Hehe I wanna Australian kiss.. Its like a French kiss but down under ;)
i just farted in a meeting....took me completely by surprise.
so you made the shocked face and they caught you.
yup.
I just woke up to me licking the dognuts
You mean Doughnuts?
......No :(
Dude with the Beatles haircut just got his pilots license and wants to take us up to do a case race mid flight. Don't tell me networking is unnecessary.
I drank myself into bisexuality again.
just got booed by the entire restaurant.
Dude you couldnt even talk, you just kept hiccuping and slamming your head on the wall.
I think the name vodka for a girl is amazing
I don't know if I'm feeling really nervous right now or just extremely horny.
I swear man, you fly across the country to give a boy your virginity and he suddenly thinks you like him
It's probably not healthy how legit bummed I am that my bottled of wine is gone.

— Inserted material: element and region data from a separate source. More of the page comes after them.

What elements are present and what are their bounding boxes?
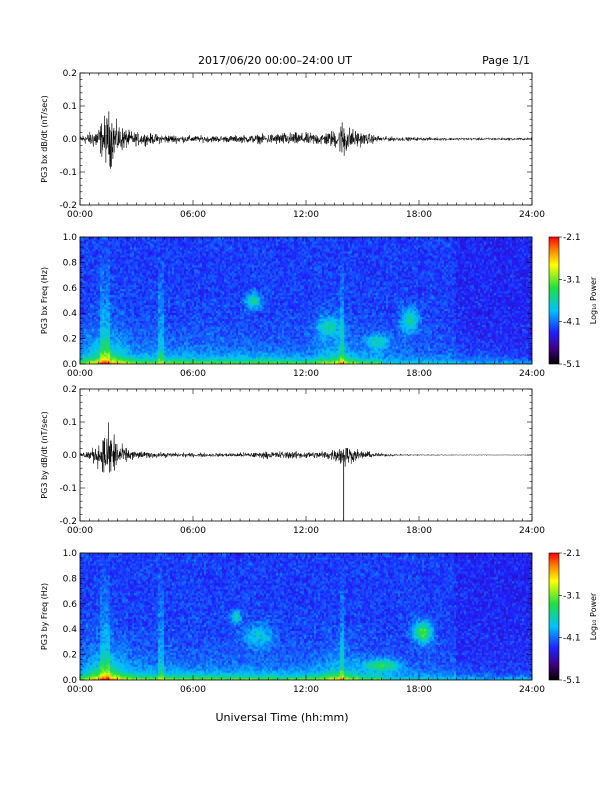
page-title: 2017/06/20 00:00–24:00 UT [198,54,352,67]
y-tick-label: 1.0 [63,549,78,559]
x-tick-label: 24:00 [519,369,545,379]
x-axis-title: Universal Time (hh:mm) [216,711,349,724]
y-tick-label: 0.0 [63,451,78,461]
x-tick-label: 18:00 [406,685,432,695]
x-tick-label: 24:00 [519,526,545,536]
x-tick-label: 18:00 [406,210,432,220]
colorbar [548,236,560,365]
x-tick-label: 06:00 [180,526,206,536]
spectrogram-image [80,237,532,364]
x-tick-label: 24:00 [519,210,545,220]
y-tick-label: 0.4 [63,625,78,635]
x-tick-label: 12:00 [293,526,319,536]
x-tick-label: 00:00 [67,369,93,379]
y-tick-label: 0.6 [63,600,78,610]
page-label: Page 1/1 [482,54,530,67]
panel-4: -2.1 -3.1 -4.1 -5.1 Log₁₀ Power 00:00 06:00 12:… [40,549,598,695]
y-axis-title: PG3 bx dB/dt (nT/sec) [40,95,49,182]
colorbar-tick-label: -4.1 [563,634,581,644]
y-tick-label: 0.0 [63,135,78,145]
x-tick-label: 00:00 [67,685,93,695]
x-tick-label: 12:00 [293,685,319,695]
x-tick-label: 18:00 [406,526,432,536]
spectrogram-image [80,553,532,680]
y-tick-label: -0.1 [59,168,77,178]
x-tick-label: 18:00 [406,369,432,379]
colorbar [548,552,560,681]
panel-2: -2.1 -3.1 -4.1 -5.1 Log₁₀ Power 00:00 06:00 12:… [40,233,598,379]
y-tick-label: 0.0 [63,360,78,370]
y-tick-label: 0.2 [63,335,77,345]
colorbar-tick-label: -3.1 [563,275,581,285]
y-tick-label: 1.0 [63,233,78,243]
x-tick-label: 00:00 [67,210,93,220]
colorbar-tick-label: -2.1 [563,549,581,559]
colorbar-tick-label: -4.1 [563,318,581,328]
y-tick-label: 0.6 [63,284,78,294]
x-tick-label: 12:00 [293,369,319,379]
y-tick-label: 0.2 [63,651,77,661]
y-tick-label: 0.1 [63,418,77,428]
x-tick-label: 06:00 [180,210,206,220]
y-tick-label: 0.8 [63,258,78,268]
x-tick-label: 00:00 [67,526,93,536]
series-line [79,422,533,473]
panel-3: 00:00 06:00 12:00 18:00 24:00 0.2 0.1 0.0 -0.1 -0… [40,385,545,536]
y-tick-label: -0.1 [59,484,77,494]
y-tick-label: 0.4 [63,309,78,319]
x-tick-label: 06:00 [180,685,206,695]
colorbar-tick-label: -5.1 [563,676,581,686]
x-tick-label: 24:00 [519,685,545,695]
x-tick-label: 12:00 [293,210,319,220]
colorbar-tick-label: -2.1 [563,233,581,243]
colorbar-title: Log₁₀ Power [589,276,598,324]
y-axis-title: PG3 by dB/dt (nT/sec) [40,411,49,498]
y-axis-title: PG3 by Freq (Hz) [40,583,49,650]
y-tick-label: 0.2 [63,385,77,395]
y-tick-label: -0.2 [59,517,77,527]
y-tick-label: 0.8 [63,574,78,584]
colorbar-tick-label: -3.1 [563,591,581,601]
y-tick-label: 0.1 [63,102,77,112]
y-tick-label: -0.2 [59,201,77,211]
y-axis-title: PG3 bx Freq (Hz) [40,267,49,334]
series-line [79,111,533,169]
colorbar-title: Log₁₀ Power [589,592,598,640]
panel-1: 00:00 06:00 12:00 18:00 24:00 0.2 0.1 0.0 -0.1 -0… [40,69,545,220]
y-tick-label: 0.0 [63,676,78,686]
x-tick-label: 06:00 [180,369,206,379]
colorbar-tick-label: -5.1 [563,360,581,370]
y-tick-label: 0.2 [63,69,77,79]
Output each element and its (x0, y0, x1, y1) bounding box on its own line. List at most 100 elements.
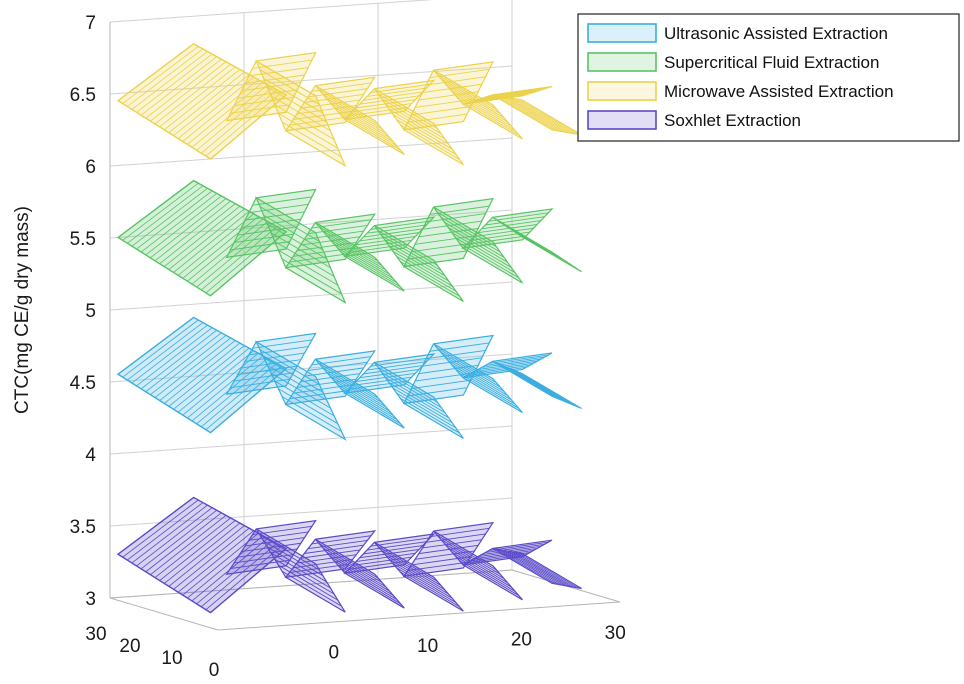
mesh-line (259, 69, 320, 105)
mesh-line (488, 87, 549, 97)
mesh-line (466, 94, 527, 104)
mesh-line (451, 91, 512, 127)
mesh-line (300, 373, 361, 383)
z-tick-label: 6 (85, 157, 96, 178)
grid-line (109, 65, 513, 95)
mesh-line (459, 99, 520, 136)
mesh-line (422, 220, 482, 230)
mesh-line (140, 56, 218, 116)
mesh-line (274, 558, 335, 595)
mesh-line (385, 554, 446, 591)
mesh-line (407, 113, 468, 123)
mesh-line (455, 237, 516, 274)
mesh-line (205, 545, 282, 610)
x-tick-label: 0 (329, 642, 340, 663)
mesh-line (191, 538, 268, 602)
mesh-line (377, 546, 438, 582)
mesh-line (377, 230, 438, 266)
mesh-line (444, 543, 505, 579)
mesh-line (377, 93, 438, 130)
mesh-line (370, 537, 431, 547)
mesh-line (168, 208, 245, 270)
mesh-line (329, 555, 390, 592)
mesh-line (187, 535, 264, 599)
mesh-line (263, 540, 324, 577)
mesh-line (503, 550, 564, 586)
mesh-line (140, 329, 218, 390)
mesh-line (187, 218, 264, 282)
mesh-line (293, 110, 353, 121)
mesh-line (131, 187, 208, 247)
mesh-line (481, 545, 542, 556)
mesh-line (270, 372, 331, 409)
legend-swatch (587, 23, 657, 43)
z-tick-label: 6.5 (70, 85, 96, 106)
mesh-line (278, 388, 339, 425)
mesh-line (396, 567, 457, 604)
mesh-line (440, 78, 501, 114)
axis-grid (109, 0, 621, 631)
mesh-line (318, 543, 379, 579)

The girl in the hotel room next to us walked out at the same time as me this morning. She just shook her head, looked at me and said, "faker." Is it that easy to tell?!??
So I heard her yell at him and I went downstairs to find he had lit up each one of my smokes and taken just one drag off each and had em lined up on the table. She says he "experiments" when on Ambien.
I'm still drunk, my mom is throwing up, and there is a random Irish guy out getting our house breakfast right now. Wednesday's are my bitch.
However, pretty glad I spent the night puking on my car instead of fucking him. Then I'd REALLY be miserable.